MacQuarrie plans a mine distinctly different from its peers. Intent on moving to production on its Kubi project, MacQuarrie envisions a small, inexpensive 500 tonne per day operation that targets high-grade gold initially averaging between 12 and 15 g/t, and results in about the same amount of gold produced as in a bulk-tonnage low-grade open pit mine.

Kubi, which PMI acquired in October of this year, has a 43-101* compliant resource estimate of 604,000 indicated ounces of gold and 315,000 inferred ounces. Between 1999 and 2005 the Kubi mine produced 59,000 ounces of gold for AngloGold Ashanti from 500,000 tonnes of ore at an average grade of 3.65 g/t.

Before completing pre-feasibility on Kubi, PMI is focused on raising $50 million in project financing to put both the Kubi and Obotan past producing mines back into production as underground operations. The Kubi project is further advanced and PMI will move on it first, developing toward pre-feasibility as soon as financing is in place. The mining lease has already been issued. The mine is located only twenty minutes south of infrastructure at Obuasi, Ghana’s main underground mining district. And because the gold grades are high, MacQuarrie plans to move to production within eighteen months.

Mining high-grade, low tonnage presents the opportunity for lower capital costs, lower financing requirements, and short time lines to production. However, like in the past, when MacQuarrie bought concessions in Ghana at the same time as other juniors were selling off, MacQuarrie appears the contrarian.

“We are serious about putting two mines into production and concentrating on margin,” he says. His model is different. It’s not large scale, and it’s not high tech, but it is potentially lucrative.

And there are side benefits. Mining in a developing country like Ghana, creates the opportunity for providing labour for hundreds of trained but unemployed locals. Instead of spending money on expensive capital equipment such as a jumbo drill rigs which employ few operators, PMI is able to train and pay many unemployed Ghanaians to use and repair cheap low-tech conventional equipment like jack-legs and stopers, while saving on capital costs.

Similarly, instead of processing hundreds of thousands of tonnes of ore in a huge open pit, PMI can keep its environmental footprint light and save on reclamation costs, all for the same net amount of gold. Projects like this, MacQuarrie contends, “are easier to sell to developing countries. You don’t end up having to move families and villages, and provide more and longer term employment opportunities.”

In addition to Kubi, production at Obotan is on the horizon as well.
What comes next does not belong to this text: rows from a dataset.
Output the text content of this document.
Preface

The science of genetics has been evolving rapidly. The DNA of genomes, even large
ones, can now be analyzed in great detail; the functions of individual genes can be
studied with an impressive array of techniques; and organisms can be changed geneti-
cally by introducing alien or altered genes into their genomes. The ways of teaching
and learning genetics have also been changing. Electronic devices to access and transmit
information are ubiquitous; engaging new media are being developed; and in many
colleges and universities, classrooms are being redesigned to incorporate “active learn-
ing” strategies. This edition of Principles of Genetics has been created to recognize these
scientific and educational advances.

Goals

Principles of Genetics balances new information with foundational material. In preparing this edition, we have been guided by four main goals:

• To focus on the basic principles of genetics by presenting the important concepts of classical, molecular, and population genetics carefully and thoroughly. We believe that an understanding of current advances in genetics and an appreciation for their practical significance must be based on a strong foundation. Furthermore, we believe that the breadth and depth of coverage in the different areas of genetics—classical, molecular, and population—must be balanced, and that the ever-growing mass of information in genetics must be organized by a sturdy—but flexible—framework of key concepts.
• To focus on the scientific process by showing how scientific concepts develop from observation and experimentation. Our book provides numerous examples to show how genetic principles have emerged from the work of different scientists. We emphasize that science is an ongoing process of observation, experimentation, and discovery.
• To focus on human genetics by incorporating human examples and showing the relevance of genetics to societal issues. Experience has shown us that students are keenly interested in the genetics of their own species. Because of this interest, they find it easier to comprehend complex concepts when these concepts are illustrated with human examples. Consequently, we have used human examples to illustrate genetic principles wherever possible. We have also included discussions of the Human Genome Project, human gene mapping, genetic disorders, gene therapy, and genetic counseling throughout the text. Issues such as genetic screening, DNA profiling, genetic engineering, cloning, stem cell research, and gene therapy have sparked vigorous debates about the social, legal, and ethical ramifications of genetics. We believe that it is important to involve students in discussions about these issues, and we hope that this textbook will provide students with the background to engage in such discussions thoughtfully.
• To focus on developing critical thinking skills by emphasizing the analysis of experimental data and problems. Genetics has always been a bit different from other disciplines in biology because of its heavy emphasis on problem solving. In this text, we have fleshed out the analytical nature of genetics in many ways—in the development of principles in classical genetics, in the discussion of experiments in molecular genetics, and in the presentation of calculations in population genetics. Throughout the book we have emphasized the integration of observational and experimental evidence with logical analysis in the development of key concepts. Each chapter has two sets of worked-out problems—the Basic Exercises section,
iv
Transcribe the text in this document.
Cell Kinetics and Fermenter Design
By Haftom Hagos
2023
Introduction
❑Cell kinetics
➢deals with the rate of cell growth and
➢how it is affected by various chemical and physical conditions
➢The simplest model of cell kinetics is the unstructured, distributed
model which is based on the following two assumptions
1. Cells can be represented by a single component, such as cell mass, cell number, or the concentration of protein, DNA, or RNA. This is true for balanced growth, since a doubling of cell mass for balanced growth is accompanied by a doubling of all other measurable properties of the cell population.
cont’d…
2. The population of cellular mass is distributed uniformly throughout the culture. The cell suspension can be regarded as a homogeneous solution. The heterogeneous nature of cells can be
Past production at Obotan on the Asankrangwa belt totalled 730,000 ounces of gold – 590,000 of which came from the Nkran pit with the remaining 140,000 from the Adubiaso and Abore pits.

While there isn’t yet a 43-101 resource estimate for the Nkran project, Golder Associates have been commissioned to prepare one for early 2008. PMI Gold believes there is an exploration target of up to 2 million ounces under the Nkran pit.

Recent assays from a 2,539 m drill program on the Obotan property included highlights from the Nkran pit of 44.5 m of 2.61 g/t gold testing the down dip extension of the orebody. And a drill hole 170 m to the south of the southern end of the pit returned a highlight of 2.7 m of 8.91 g/t gold.

MacQuarrie is confident in his strategy, however different it may be. And he has another plan that should sound good to investors: “Once we’ve paid back the bank we’re going to pay our shareholders a significant percentage of our net earnings, after all the bank debt is retired, as dividends.”

PMI stock is currently trading at about $0.24 with a 52 week high of $0.47. Fully diluted, the company has 87M shares outstanding.